Hier der Link zu der Umfrage

Die Wirtschaft: Die übergeordnete Frage der aktuellen Umfrage von Simon-Kucher und „Die Wirtschaft“ lautet: Killt die Konjunktur die Klimawende? Welche Grundgedanken stehen dahinter?
Othmar Schwarz, Partner bei Simon-Kucher in Wien: Wir haben wie schon für frühere gemeinsame Umfragen einerseits KMU und andererseits Hidden Champions befragt und wollten wissen, wie sie ihre aktuelle Situation einschätzen und worin sie sich unterscheiden. In der aktuellen Umfrage haben wir sie zu ihren Investitionen in die Nachhaltigkeit befragt. Die Grundfrage lautete, ob Unternehmen in einer schlechten Konjunkturphase weniger in Corporate Social Responsibility (CSR) und ESG-Maßnahmen investieren als in einer besseren Wirtschaftslage. Unsere Hypothese war: Wenn ich um die Butter am Brot kämpfe, treten Investitionen in die Nachhaltigkeit möglicherweise ein bisschen in den Hintergrund.

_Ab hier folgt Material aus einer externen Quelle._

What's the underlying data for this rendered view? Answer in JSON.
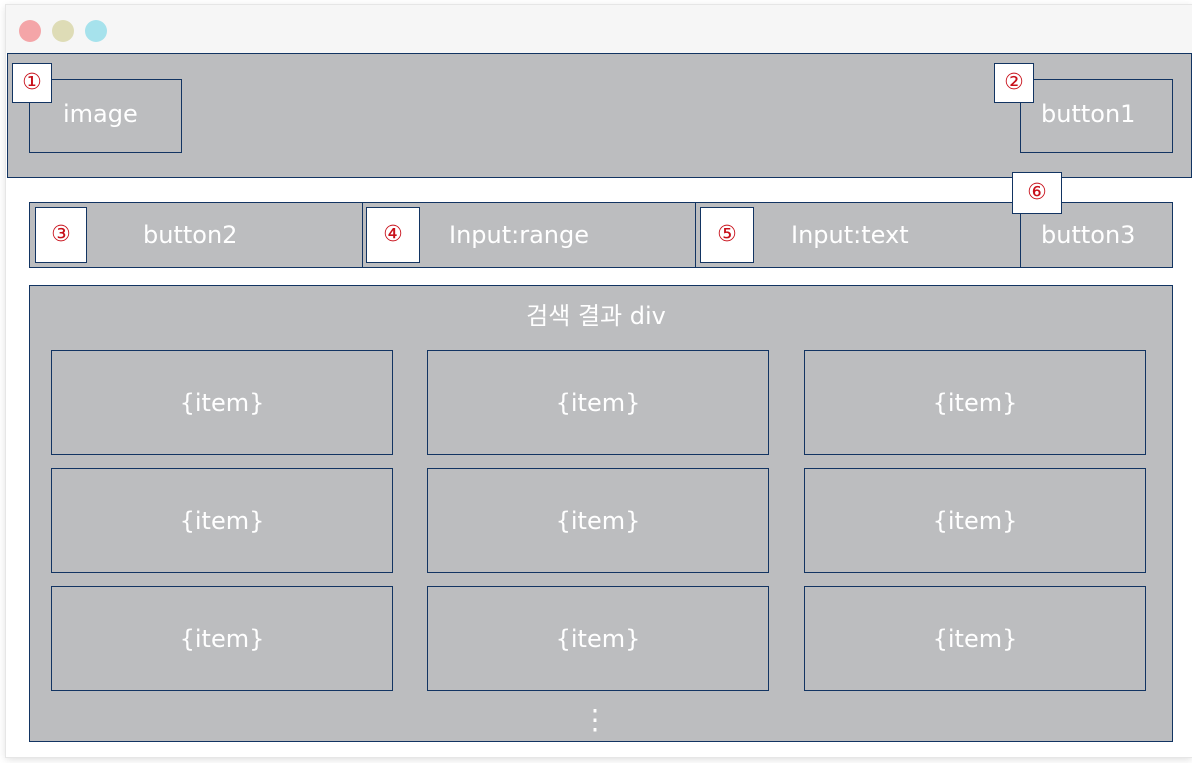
{
  "window": {
    "controls": [
      "close",
      "minimize",
      "maximize"
    ]
  },
  "header": {
    "image_label": "image",
    "button1_label": "button1",
    "badge_1": "①",
    "badge_2": "②"
  },
  "toolbar": {
    "button2_label": "button2",
    "range_label": "Input:range",
    "text_label": "Input:text",
    "button3_label": "button3",
    "badge_3": "③",
    "badge_4": "④",
    "badge_5": "⑤",
    "badge_6": "⑥"
  },
  "results": {
    "title": "검색 결과 div",
    "items": [
      "{item}",
      "{item}",
      "{item}",
      "{item}",
      "{item}",
      "{item}",
      "{item}",
      "{item}",
      "{item}"
    ],
    "more_indicator": "⋮"
  },
  "colors": {
    "panel_gray": "#bcbdbf",
    "border_navy": "#123462",
    "badge_red": "#c8101a"
  }
}
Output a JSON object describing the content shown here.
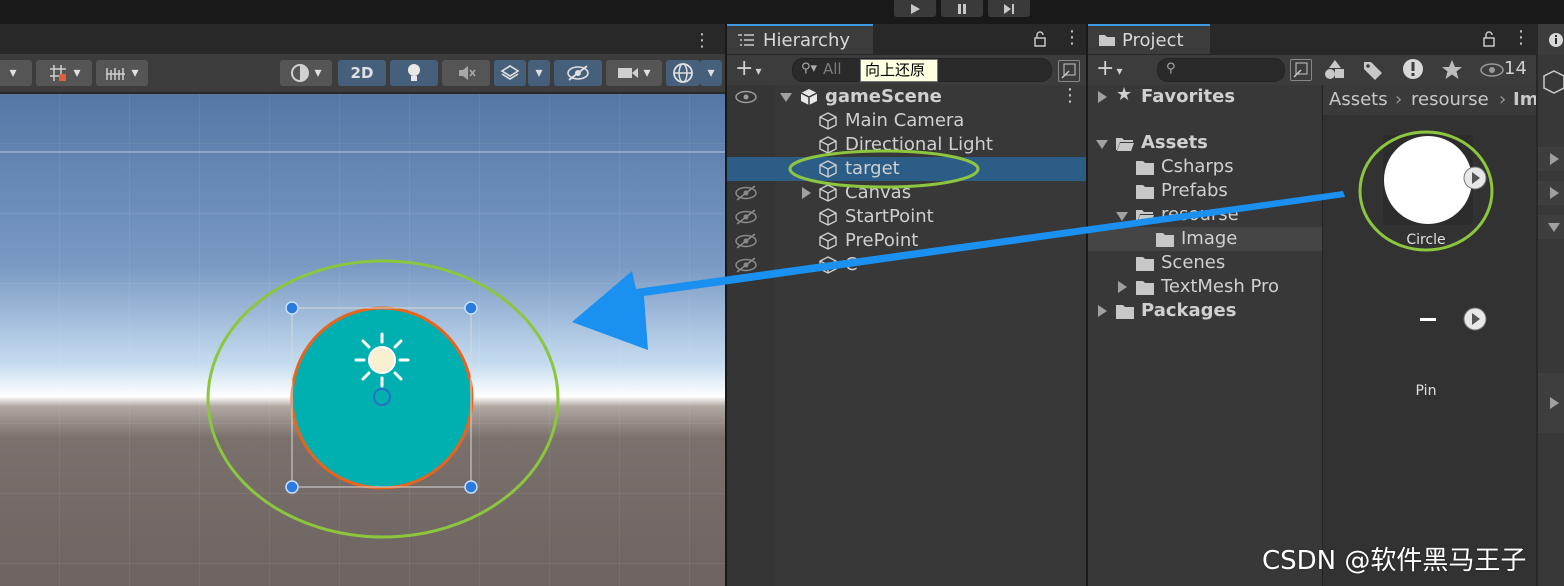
{
  "scene": {
    "tools": {
      "mode_2d": "2D"
    }
  },
  "hierarchy": {
    "tab_label": "Hierarchy",
    "search_placeholder": "All",
    "tooltip": "向上还原",
    "scene_name": "gameScene",
    "items": [
      {
        "label": "Main Camera"
      },
      {
        "label": "Directional Light"
      },
      {
        "label": "target",
        "selected": true
      },
      {
        "label": "Canvas"
      },
      {
        "label": "StartPoint"
      },
      {
        "label": "PrePoint"
      },
      {
        "label": "C"
      }
    ]
  },
  "project": {
    "tab_label": "Project",
    "search_placeholder": "",
    "eye_count": "14",
    "tree": {
      "favorites": "Favorites",
      "assets": "Assets",
      "children": [
        "Csharps",
        "Prefabs",
        "resourse",
        "Image",
        "Scenes",
        "TextMesh Pro"
      ],
      "packages": "Packages"
    },
    "breadcrumb": [
      "Assets",
      "resourse",
      "Im"
    ],
    "assets": [
      {
        "name": "Circle"
      },
      {
        "name": "Pin"
      }
    ]
  },
  "colors": {
    "selection": "#2c5d87",
    "annotation": "#8cc63f",
    "arrow": "#1a90f0",
    "sprite": "#00b0b0",
    "outline": "#e8641c"
  },
  "watermark": "CSDN @软件黑马王子"
}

Bevor wir zu den Ergebnissen kommen: Wieso vergleichen Sie KMU und Hidden Champions?
Paul Friess, Manager bei Simon-Kucher in Wien: Hidden Champions haben eine globalere Ausrichtung, aber auch einen langfristigeren Horizont, weil viele von ihnen eigentümergeführt sind. Deshalb versuchen wir immer, den Unterschied zwischen Hidden Champions und den restlichen kleinen und mittelständischen Unternehmen herauszuhören.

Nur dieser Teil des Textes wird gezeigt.